Du zinc à Instagram : la révolution des coffee shops
Le « latte art », pratique emblématique des coffee shops. CC BY En 15 ans, le nombre de « coffee shops » à l’anglo-saxonne a explosé sur le territoire français.
En France, le nombre de coffee shops à l'anglo-saxonne a fortement augmenté ces 15 dernières années, passant de 2 000 en 2010 à 3 500 en 2025, soit une progression de 74 %. Ces établissements, inspirés des modèles américains, se concentrent principalement dans les grandes villes comme Paris et représentent près d'un tiers du marché, aux côtés de réseaux comme Columbus Café ou Starbucks. Le secteur pèse désormais 750 millions d'euros, stimulé par une consommation de café très ancrée en France : 80 % des Français en boivent régulièrement. Cependant, les écarts économiques sont marqués : un indépendant génère environ 100 000 euros de chiffre d'affaires annuel, contre 840 000 euros pour une enseigne. Contrairement aux pays anglo-saxons où 70 % des ventes se font à emporter, en France, seulement 35 % des commandes sont à emporter, les consommateurs privilégiant la consommation sur place.
L'histoire du café remonte aux hauts plateaux d'Éthiopie, avant de se développer en Arabie via le port de Mocha. Au XVIe siècle, l'Empire ottoman voit naître les gahveh khaneh, des maisons de café où se mêlaient échanges culturels et débats intellectuels. En Europe, le café conquiert d'abord Londres avec les Coffee Houses et Vienne avec les Kaffeehäuser, avant d'arriver en France en 1686 avec l'ouverture du Procope à Paris. Ce café, fréquenté par des figures des Lumières comme Voltaire ou Rousseau, devient un lieu emblématique de sociabilité et d'échanges d'idées. Ces établissements ont ancré le café comme un espace public dédié à la culture et à la réflexion.
L'histoire de la consommation du café en France s'est structurée en trois grandes périodes appelées « vagues ». La première vague, à la fin du XIXe siècle, correspond à l'âge d'or des bistrots, avec l'invention du percolateur qui démocratise le café. Le café devient alors un produit utilitaire, notamment pendant les deux guerres mondiales. La deuxième vague, entre 1970 et 1990, est marquée par l'industrialisation du café avec l'essor du café instantané, qui standardise le goût et la qualité. Puis, dans les années 1990, des enseignes comme Starbucks ou Costa relancent une consommation axée sur le plaisir, avec des boissons lactées comme les cappuccinos, tout en introduisant une culture du café à emporter en France.
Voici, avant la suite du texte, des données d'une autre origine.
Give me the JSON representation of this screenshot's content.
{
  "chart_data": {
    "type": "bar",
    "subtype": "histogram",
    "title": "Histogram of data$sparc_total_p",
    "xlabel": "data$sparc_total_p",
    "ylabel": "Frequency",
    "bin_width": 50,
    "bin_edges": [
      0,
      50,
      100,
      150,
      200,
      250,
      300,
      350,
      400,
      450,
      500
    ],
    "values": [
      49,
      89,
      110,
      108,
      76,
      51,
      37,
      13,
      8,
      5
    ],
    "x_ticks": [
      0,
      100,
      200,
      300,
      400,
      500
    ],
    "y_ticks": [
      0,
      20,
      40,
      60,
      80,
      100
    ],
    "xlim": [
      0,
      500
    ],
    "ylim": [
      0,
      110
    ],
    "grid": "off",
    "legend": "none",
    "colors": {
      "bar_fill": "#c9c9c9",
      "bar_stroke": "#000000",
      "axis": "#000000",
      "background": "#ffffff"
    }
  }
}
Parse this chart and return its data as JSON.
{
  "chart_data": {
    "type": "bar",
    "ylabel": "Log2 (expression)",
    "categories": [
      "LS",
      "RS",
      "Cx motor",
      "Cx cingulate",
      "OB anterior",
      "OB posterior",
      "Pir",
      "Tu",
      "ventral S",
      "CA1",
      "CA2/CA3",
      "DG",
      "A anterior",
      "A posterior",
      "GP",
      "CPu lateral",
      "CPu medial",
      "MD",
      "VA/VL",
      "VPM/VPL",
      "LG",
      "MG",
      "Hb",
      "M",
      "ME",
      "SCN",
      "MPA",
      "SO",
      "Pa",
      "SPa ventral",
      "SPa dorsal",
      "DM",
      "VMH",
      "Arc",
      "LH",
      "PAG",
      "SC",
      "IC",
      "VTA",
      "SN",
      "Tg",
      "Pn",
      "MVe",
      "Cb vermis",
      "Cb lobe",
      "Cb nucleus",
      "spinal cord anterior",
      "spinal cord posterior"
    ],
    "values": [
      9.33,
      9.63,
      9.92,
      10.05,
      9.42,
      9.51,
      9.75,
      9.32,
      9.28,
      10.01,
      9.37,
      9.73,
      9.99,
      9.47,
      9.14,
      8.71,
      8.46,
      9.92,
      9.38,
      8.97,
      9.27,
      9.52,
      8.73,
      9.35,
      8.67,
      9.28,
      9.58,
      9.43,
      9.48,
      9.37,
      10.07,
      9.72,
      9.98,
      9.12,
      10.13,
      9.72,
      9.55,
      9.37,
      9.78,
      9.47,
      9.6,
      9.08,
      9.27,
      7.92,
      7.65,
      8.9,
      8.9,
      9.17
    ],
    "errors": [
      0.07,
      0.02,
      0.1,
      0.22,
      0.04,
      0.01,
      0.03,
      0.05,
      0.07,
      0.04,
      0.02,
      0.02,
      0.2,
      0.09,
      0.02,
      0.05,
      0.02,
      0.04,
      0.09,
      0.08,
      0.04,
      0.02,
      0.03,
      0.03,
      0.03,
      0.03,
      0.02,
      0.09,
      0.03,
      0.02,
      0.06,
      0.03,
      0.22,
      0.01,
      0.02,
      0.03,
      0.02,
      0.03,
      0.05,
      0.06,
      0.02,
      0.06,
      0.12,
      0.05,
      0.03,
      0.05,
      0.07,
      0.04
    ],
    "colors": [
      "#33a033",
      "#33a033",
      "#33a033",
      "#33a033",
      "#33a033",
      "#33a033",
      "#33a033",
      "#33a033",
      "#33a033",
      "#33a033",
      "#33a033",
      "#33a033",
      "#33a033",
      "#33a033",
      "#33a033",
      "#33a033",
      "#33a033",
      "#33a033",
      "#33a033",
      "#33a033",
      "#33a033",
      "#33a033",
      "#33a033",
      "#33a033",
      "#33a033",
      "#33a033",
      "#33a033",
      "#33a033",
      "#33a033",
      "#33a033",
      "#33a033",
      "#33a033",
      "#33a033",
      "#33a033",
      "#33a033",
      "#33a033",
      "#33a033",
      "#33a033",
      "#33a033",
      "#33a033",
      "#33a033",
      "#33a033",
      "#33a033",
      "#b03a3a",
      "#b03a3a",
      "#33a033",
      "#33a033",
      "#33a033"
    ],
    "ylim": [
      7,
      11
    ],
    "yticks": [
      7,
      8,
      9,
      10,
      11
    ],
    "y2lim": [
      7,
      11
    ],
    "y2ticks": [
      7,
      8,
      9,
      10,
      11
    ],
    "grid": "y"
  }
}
À partir des années 2000, une troisième vague émerge avec l'arrivée du café de spécialité, inspiré des modèles américains, australiens et néo-zélandais. Ce café haut de gamme est issu de terroirs traçables ou de microlots, et répond à des critères stricts définis par la Specialty Coffee Association. Sa torréfaction légère révèle des arômes complexes (fruités, floraux ou épicés), et il est souvent préparé avec des méthodes manuelles comme le batch brew ou le cold brew. Chaque tasse s'accompagne d'un récit sur son origine et son savoir-faire, et le barista, équivalent d'un sommelier, guide le consommateur. Cette approche transforme le café en une expérience gastronomique, justifiant des prix élevés, bien que la hausse du coût des matières premières joue aussi un rôle.
Les coffee shops modernes se distinguent par une identité visuelle forte, inspirée du design scandinave et industriel, avec des matériaux comme le bois clair, le béton ciré ou l'inox. Ces espaces, souvent décrits comme « Instagram ready », sont conçus pour être photographiés et partagés sur les réseaux sociaux. Les éléments comme le latte art, les boissons colorées (comme le matcha ou l'ube latte), ou les gobelets design participent à une esthétique codifiée. Le café devient ainsi un support de mise en scène de soi, reflétant un mode de vie urbain et cosmopolite. Ces lieux fonctionnent aussi comme des tiers-lieux, espaces hybrides dédiés au travail, à la sociabilité et à la construction identitaire, fréquentés notamment par les 18-35 ans.
Après une décennie d'expansion, le marché des *coffee shops* en France atteint une phase de maturité et frôle la saturation. La concurrence accrue des boulangeries haut de gamme et de la restauration rapide, combinée à la hausse des coûts des matières premières, fragilise la rentabilité du modèle. Selon le cabinet *Xerfi*, un écrémage des acteurs les plus vulnérables est attendu d'ici 2028. Malgré un coût d'entrée apparemment accessible, la viabilité des petits indépendants est menacée sans volumes suffisants. Le secteur doit désormais se réinventer pour survivre, en misant sur l'innovation technologique et les enjeux environnementaux, comme l'agriculture régénérative ou les cafés sans grains, pour se distinguer par la qualité et l'expérience proposée.